Le saluant d'un léger hochement de tête, je m'apprêtais à poursuivre mon chemin en ignorant son élan de discussion, quand, le regard brouillé, le grand Drow dans son dos fit un pas vers moi.

— Je vous reconnais, vous êtes la fille de Calnel? Riss? Réïss?

— Je...

Que dit-il? Comment connait-il mon nom? Son compère, le dénommé Stefaene, lève un sourcil curieux.

— Tu sais, à la passe de PuitBleu, grogne le grand Drow en secouant l'épaule de son comparse.

— Je suis désolée je.... Ce nom ne me dit rien.

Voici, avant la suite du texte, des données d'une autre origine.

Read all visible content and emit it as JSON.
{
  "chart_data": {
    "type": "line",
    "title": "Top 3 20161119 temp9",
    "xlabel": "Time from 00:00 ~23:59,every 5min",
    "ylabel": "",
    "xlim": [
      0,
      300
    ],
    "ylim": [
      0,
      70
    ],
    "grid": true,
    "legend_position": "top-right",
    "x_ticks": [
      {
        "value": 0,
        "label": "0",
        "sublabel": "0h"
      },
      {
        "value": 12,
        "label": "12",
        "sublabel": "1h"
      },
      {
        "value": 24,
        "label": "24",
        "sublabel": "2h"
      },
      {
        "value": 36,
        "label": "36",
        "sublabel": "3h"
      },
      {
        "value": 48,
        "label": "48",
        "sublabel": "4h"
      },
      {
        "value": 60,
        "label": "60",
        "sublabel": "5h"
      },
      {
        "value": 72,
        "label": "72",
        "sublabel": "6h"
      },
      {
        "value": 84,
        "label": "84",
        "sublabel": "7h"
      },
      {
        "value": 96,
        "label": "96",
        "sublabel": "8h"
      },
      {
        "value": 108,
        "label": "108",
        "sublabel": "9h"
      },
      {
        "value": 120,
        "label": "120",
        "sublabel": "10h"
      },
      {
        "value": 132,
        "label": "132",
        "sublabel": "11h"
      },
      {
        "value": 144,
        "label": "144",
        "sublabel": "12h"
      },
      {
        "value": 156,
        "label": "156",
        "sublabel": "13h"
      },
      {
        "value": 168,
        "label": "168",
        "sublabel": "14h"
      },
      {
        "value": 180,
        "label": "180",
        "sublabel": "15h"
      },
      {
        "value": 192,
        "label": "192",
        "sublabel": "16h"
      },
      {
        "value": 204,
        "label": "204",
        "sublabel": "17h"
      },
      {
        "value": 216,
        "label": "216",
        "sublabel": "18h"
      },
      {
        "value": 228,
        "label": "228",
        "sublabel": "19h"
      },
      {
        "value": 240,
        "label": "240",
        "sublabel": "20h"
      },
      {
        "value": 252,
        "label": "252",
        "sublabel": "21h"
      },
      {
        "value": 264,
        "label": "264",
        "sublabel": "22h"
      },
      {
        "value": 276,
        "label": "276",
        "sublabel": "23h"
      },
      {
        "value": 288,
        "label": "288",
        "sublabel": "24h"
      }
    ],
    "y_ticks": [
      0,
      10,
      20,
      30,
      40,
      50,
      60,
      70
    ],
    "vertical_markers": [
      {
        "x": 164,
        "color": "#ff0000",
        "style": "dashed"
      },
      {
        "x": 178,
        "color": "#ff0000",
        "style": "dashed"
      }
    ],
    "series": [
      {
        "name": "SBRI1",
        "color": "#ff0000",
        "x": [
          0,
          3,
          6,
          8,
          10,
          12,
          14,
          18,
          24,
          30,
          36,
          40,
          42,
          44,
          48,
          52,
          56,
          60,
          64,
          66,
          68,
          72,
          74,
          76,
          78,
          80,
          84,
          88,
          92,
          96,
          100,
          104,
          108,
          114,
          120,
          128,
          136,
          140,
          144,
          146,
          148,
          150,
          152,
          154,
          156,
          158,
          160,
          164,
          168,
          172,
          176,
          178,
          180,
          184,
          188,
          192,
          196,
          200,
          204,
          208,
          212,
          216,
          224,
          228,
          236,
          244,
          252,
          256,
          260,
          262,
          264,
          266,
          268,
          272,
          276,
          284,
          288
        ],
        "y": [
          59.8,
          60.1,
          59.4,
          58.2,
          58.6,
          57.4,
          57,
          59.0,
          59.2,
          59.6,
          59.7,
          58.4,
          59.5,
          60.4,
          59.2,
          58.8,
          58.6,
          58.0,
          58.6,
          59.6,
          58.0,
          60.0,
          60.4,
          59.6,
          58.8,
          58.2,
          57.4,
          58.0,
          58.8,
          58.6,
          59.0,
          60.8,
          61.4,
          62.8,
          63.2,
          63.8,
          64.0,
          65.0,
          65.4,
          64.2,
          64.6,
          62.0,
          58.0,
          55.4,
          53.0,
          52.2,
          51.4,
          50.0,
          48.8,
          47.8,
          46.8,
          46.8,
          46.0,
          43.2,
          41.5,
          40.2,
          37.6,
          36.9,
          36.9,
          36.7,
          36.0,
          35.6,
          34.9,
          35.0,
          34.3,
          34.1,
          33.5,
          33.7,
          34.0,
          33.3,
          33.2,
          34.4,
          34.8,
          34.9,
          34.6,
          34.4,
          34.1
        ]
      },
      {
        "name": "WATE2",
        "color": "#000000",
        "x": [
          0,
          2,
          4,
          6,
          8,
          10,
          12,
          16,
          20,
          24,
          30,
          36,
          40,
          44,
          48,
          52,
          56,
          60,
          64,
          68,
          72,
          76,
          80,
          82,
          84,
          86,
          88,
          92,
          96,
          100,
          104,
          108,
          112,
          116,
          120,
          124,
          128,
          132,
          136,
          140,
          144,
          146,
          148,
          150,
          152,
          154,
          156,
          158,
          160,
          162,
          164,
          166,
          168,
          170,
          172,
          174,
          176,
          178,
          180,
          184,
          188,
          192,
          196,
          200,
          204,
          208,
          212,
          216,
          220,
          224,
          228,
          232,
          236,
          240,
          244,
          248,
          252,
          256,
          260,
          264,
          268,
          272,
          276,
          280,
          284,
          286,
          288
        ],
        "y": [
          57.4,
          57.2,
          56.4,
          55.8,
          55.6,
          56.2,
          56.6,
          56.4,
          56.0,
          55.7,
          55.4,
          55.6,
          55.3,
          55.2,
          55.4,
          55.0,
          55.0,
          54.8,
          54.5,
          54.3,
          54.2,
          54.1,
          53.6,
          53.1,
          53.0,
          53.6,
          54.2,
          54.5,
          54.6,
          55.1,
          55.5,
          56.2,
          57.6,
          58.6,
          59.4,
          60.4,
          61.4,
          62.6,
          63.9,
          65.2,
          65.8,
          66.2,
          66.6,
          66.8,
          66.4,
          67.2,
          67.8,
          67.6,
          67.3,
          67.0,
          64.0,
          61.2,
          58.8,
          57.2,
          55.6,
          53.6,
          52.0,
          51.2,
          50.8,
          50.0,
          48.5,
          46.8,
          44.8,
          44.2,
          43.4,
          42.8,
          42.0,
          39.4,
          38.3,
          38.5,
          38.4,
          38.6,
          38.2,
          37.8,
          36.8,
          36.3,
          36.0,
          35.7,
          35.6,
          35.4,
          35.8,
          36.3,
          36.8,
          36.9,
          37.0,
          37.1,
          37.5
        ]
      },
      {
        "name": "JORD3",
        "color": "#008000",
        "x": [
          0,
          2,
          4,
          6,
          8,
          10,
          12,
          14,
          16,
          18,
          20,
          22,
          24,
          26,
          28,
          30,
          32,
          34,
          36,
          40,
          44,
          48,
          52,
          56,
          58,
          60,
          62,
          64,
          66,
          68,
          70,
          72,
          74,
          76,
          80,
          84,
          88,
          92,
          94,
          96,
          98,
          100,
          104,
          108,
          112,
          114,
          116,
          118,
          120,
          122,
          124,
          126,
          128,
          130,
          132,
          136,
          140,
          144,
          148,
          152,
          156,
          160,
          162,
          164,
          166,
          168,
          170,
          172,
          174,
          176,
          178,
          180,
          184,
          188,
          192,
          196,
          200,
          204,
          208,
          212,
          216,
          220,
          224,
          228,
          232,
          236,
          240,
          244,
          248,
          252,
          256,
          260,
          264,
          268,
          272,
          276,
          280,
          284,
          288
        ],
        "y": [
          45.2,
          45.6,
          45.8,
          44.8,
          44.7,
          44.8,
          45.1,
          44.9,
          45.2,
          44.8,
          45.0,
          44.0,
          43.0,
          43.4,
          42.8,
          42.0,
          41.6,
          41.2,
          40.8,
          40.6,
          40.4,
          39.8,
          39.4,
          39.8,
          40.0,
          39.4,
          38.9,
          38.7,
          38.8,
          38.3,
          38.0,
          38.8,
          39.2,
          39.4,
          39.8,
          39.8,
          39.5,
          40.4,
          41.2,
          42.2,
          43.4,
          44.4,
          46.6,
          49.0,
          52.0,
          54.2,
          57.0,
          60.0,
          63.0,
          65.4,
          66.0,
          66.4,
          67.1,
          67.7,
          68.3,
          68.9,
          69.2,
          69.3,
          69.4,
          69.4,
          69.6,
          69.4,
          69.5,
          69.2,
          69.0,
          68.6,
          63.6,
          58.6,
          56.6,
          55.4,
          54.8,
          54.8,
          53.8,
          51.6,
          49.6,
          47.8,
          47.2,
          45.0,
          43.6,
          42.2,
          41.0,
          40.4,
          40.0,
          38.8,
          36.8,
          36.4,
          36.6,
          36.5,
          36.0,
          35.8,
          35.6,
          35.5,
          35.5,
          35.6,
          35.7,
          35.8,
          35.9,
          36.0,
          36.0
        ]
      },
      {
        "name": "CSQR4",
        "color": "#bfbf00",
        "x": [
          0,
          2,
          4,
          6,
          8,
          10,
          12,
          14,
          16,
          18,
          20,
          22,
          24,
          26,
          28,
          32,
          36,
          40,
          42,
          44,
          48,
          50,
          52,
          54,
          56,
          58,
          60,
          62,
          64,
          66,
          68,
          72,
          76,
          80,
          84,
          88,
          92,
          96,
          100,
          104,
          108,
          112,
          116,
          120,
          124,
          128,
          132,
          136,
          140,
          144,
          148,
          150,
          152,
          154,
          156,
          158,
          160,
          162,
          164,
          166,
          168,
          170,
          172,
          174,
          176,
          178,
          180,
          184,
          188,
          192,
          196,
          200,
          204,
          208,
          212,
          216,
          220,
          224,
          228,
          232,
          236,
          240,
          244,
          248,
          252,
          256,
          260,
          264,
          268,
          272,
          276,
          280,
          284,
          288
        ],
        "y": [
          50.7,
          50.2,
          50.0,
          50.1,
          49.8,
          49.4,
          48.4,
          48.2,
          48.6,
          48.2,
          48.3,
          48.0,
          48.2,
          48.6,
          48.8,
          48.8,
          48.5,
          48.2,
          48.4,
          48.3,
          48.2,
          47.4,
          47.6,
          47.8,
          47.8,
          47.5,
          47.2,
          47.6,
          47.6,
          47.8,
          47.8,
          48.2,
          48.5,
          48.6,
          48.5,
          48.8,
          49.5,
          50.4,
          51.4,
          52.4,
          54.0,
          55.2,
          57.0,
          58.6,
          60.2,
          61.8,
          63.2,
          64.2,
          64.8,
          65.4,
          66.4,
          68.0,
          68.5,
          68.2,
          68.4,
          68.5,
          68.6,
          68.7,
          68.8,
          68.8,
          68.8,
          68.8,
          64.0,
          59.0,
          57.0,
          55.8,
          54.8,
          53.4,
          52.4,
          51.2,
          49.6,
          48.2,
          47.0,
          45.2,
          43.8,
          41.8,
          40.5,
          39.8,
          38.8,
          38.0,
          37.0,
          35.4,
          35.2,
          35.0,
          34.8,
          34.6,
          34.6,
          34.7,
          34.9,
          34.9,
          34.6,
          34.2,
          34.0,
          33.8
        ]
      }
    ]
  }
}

— Si. Si c'est vous. Je n'ai pas croisé beaucoup de nos semblables marqués par le lignage des dragons, et vous avez sa flûte! ajoute-t-il en désignant l'instrument qui dépasse de son étui à ma taille.

Cette flûte je l'ai, depuis toujours? En tout cas je me suis éveillée avec en ouvrant les yeux dans le vaisseau où a débuté ma nouvelle vie.

— J'avais six, sept ans, quand avec mon frère nous avons fui l'Outreterre. Votre père nous a guidé, comme tant d'autres avant nous et, sûrement beaucoup après... Vous deviez avoir mon âge. Nous avons même passé une nuit chez vous, avant de monter...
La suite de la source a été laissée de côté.